著者のコラム一覧
鈴村裕輔野球文化学会会長・名城大教授

1976年、東京都出身。法政大学博士(学術)。名城大学外国学部教授。主な専門は政治史、比較思想。野球史研究家として日米の野球の研究にも従事しており、主著に「MLBが付けた日本人選手の値段」(講談社)がある。スポーツを取り巻く様々な出来事を社会、文化、政治などの多角的な視点から分析している。アメリカ野球学会会員。
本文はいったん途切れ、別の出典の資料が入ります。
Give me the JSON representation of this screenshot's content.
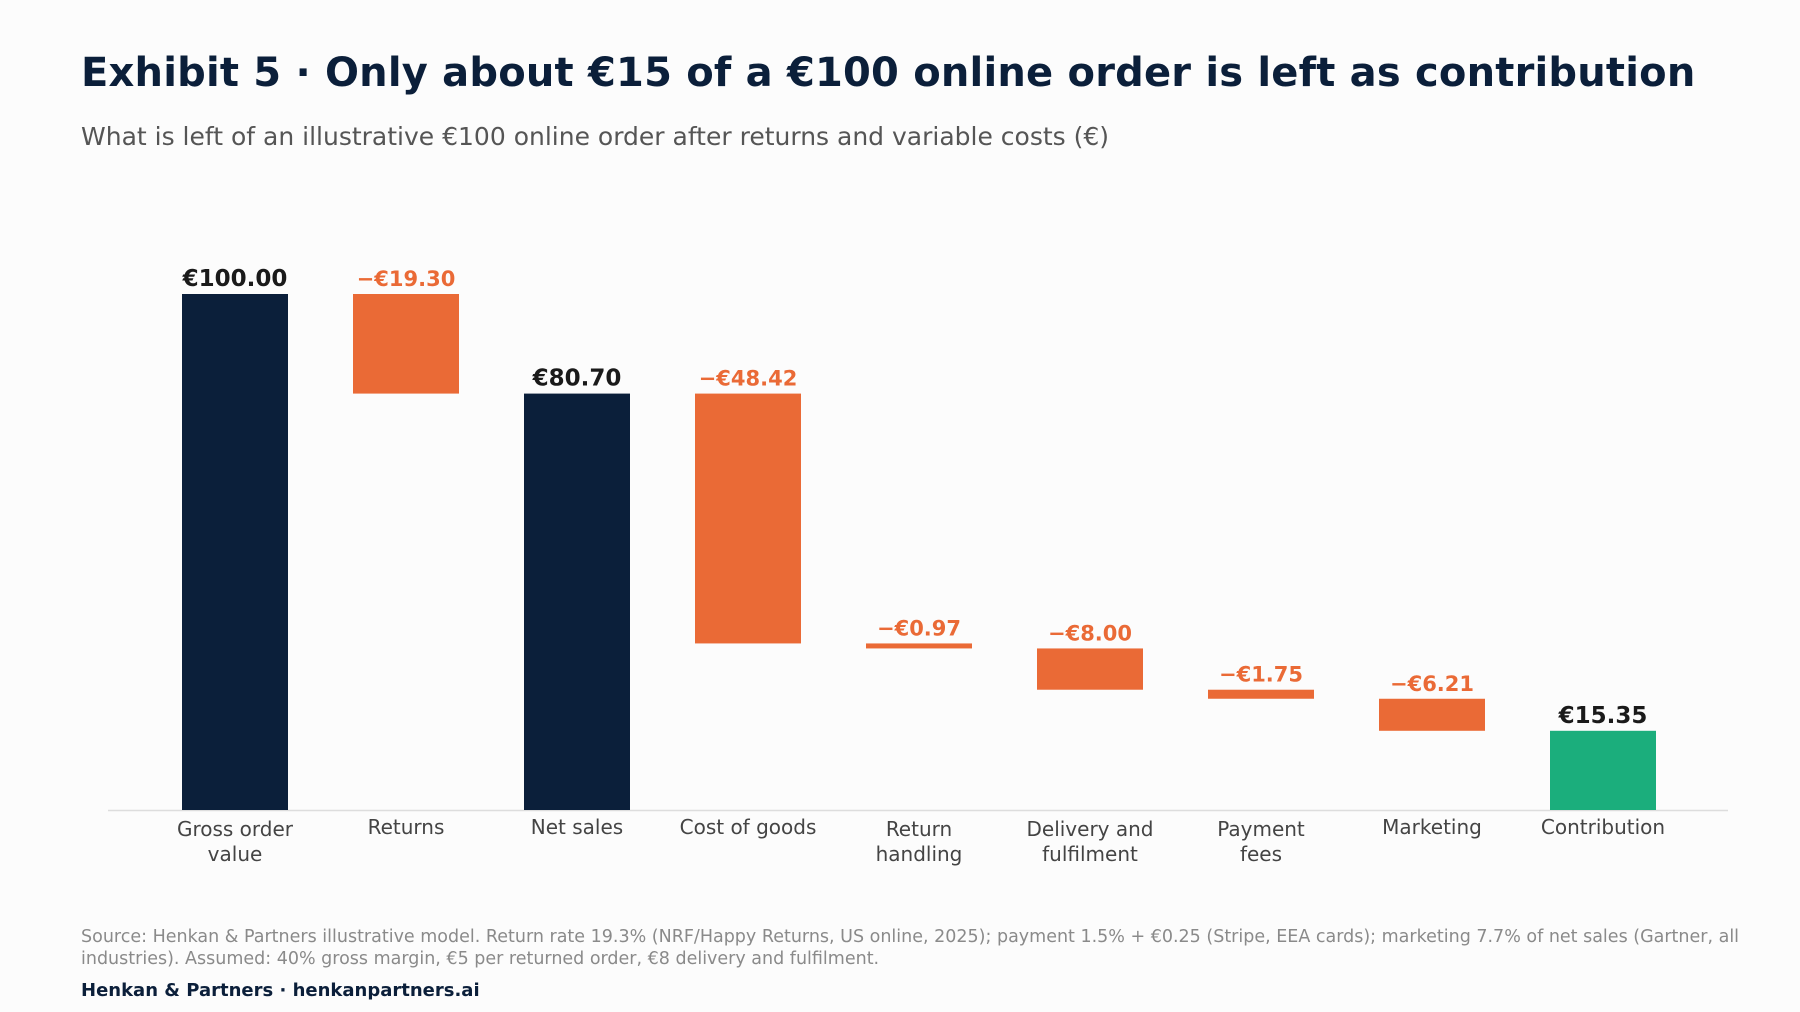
{
  "title": "Exhibit 5 · Only about €15 of a €100 online order is left as contribution",
  "subtitle": "What is left of an illustrative €100 online order after returns and variable costs (€)",
  "source": "Source: Henkan & Partners illustrative model. Return rate 19.3% (NRF/Happy Returns, US online, 2025); payment 1.5% + €0.25 (Stripe, EEA cards); marketing 7.7% of net sales (Gartner, all industries). Assumed: 40% gross margin, €5 per returned order, €8 delivery and fulfilment.",
  "credit": "Henkan & Partners · henkanpartners.ai",
  "colors": {
    "total": "#0b1f3a",
    "decrease": "#ea6a36",
    "result": "#1bae7c",
    "total_label": "#1a1a1a",
    "decrease_label": "#ea6a36",
    "axis": "#dddddd",
    "tick": "#444444"
  },
  "chart_data": {
    "type": "bar",
    "subtype": "waterfall",
    "categories": [
      [
        "Gross order",
        "value"
      ],
      [
        "Returns"
      ],
      [
        "Net sales"
      ],
      [
        "Cost of goods"
      ],
      [
        "Return",
        "handling"
      ],
      [
        "Delivery and",
        "fulfilment"
      ],
      [
        "Payment",
        "fees"
      ],
      [
        "Marketing"
      ],
      [
        "Contribution"
      ]
    ],
    "values": [
      100.0,
      -19.3,
      80.7,
      -48.42,
      -0.97,
      -8.0,
      -1.75,
      -6.21,
      15.35
    ],
    "kinds": [
      "total",
      "decrease",
      "total",
      "decrease",
      "decrease",
      "decrease",
      "decrease",
      "decrease",
      "result"
    ],
    "data_labels": [
      "€100.00",
      "−€19.30",
      "€80.70",
      "−€48.42",
      "−€0.97",
      "−€8.00",
      "−€1.75",
      "−€6.21",
      "€15.35"
    ],
    "ylim": [
      0,
      100
    ],
    "xlabel": "",
    "ylabel": "",
    "grid": false,
    "legend": false
  }
}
ガ軍オルティスの不正疑惑は全米に普及したスポーツ賭博の現状を凝縮している

公開日: 更新日:

 ルイス・オルティス(ガーディアンズ)に対し、大リーグ機構が野球賭博に関して調査しているという一報は、関係者を驚かせた。

 近年のスポーツ賭博では、試合中のプレーを詳細に予測する「インプレーベット」もしくは「ライブベット」が主流となっている。

 野球の場合、「インプレーベット」は投手の投げた球がストライクかボールか、打者が放ったのは単打か本塁打か、ある回に何点入ったかといった項目が賭けの対象となる。

 オルティスの不正が疑われたのは、「特定の回の初球でボール、または死球になる」という結果を対象とした賭博に関連し、ストライクゾーンから大きく外れた球を2回にわたり投げたことが原因だった。

 このとき、賭博監視機関であるIC360が賭けの状況が不自然であることを検出した。そして、複数の賭博の運営元に警告を発し、機構が調査に乗り出すことで、今回の措置に至った。

 ここで重要なのが、賭博の基本的な情報の収集と、賭けの状況の分析である。

 前者については、試合の実況放送や配信の映像、機構が公式ウェブサイトで更新する発表を通して誰もが知ることができる。だが、一般的に放送や配信は実際のプレーよりも10秒以上遅れている。これでは、絶えず変化する試合の状況に応じて倍率を設定したり変更したりする上で都合が悪い。